Their book carries a “food as medicine” message but is so beautifully written and designed that the medicine goes down very easily.
The chapter on tomatoes describes how the fruit, a member of the deadly nightshade family, was feared until perhaps the mid-1600s, when Italians were thought to have embraced it as an ingredient. It makes the case that pizza -- at least Italian-style pizza, which is heavy on the tomato sauce and light on the cheese -- can be protective against both heart disease and some cancers, if several relatively recent studies are to be believed. And by the way, cooked tomatoes are more nutritious than fresh, the authors say.

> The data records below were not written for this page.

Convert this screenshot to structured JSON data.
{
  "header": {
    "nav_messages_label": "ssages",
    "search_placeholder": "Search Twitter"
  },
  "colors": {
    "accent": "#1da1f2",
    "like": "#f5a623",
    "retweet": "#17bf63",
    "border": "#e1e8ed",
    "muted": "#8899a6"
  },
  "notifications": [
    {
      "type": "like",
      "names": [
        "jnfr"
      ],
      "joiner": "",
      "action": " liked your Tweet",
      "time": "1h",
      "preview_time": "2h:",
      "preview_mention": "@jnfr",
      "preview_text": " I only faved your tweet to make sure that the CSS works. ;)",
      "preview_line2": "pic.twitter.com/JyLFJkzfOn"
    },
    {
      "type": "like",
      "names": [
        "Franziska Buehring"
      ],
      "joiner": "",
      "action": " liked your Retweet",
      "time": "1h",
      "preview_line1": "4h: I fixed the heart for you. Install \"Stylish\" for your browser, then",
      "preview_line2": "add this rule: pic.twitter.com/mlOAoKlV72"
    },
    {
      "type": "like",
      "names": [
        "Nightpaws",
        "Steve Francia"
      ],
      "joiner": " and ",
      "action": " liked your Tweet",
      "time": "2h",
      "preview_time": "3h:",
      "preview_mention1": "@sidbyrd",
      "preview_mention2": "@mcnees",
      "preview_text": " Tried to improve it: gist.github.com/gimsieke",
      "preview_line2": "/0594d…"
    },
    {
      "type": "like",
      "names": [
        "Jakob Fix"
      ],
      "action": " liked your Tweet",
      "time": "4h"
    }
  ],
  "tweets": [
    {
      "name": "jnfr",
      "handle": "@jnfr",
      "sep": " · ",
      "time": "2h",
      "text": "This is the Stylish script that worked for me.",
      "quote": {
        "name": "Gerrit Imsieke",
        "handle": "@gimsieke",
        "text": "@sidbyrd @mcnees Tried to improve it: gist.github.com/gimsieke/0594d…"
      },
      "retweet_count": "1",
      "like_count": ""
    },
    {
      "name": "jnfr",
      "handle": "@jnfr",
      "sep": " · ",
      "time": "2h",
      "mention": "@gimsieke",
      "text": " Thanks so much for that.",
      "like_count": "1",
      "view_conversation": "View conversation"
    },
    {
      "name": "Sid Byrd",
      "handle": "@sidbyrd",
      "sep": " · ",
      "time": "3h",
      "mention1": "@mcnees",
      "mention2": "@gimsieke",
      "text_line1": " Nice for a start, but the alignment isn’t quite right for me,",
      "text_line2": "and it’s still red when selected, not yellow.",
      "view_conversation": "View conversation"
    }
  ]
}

In their chapter on avocados, they point out that the fruit is high in potassium, fiber and monounsaturated fat and has fewer calories than you think (150 for a half-avocado). They broaden the discussion to talk about how fat can be good for you, if it’s the right kind (monounsaturated). To illustrate the point, they describe studies that looked at residents of post-World War II Crete, who were eating a Mediterranean diet with lots of olive oil and little meat, and residents of Finland, whose high-fat diet included a lot of meat, milk and butter. Guess who had the lower rates of heart disease, even though some smoked and drank heavily?
Several fairly simple recipes follow each essay, along with sidebars describing foods that rate “honorable mentions” (such as pomegranates) and providing additional health and cooking tips (how to cook and store spinach to retain its nutritional value). Recipes include the relatively familiar (Dave’s marinara, gazpacho and whole wheat triple-tomato pizza) and the experimental (chocolate avocado mousse and chocolate almond avocado brownies).
Because of its specialized approach, “10 Things” probably isn’t destined to become most people’s go-to everyday cookbook. But if you’re looking for ways to get more healthful foods into your diet and recipes to perk up your cooking repertoire -- as well as some nutritional food for thought -- you may find inspiration here.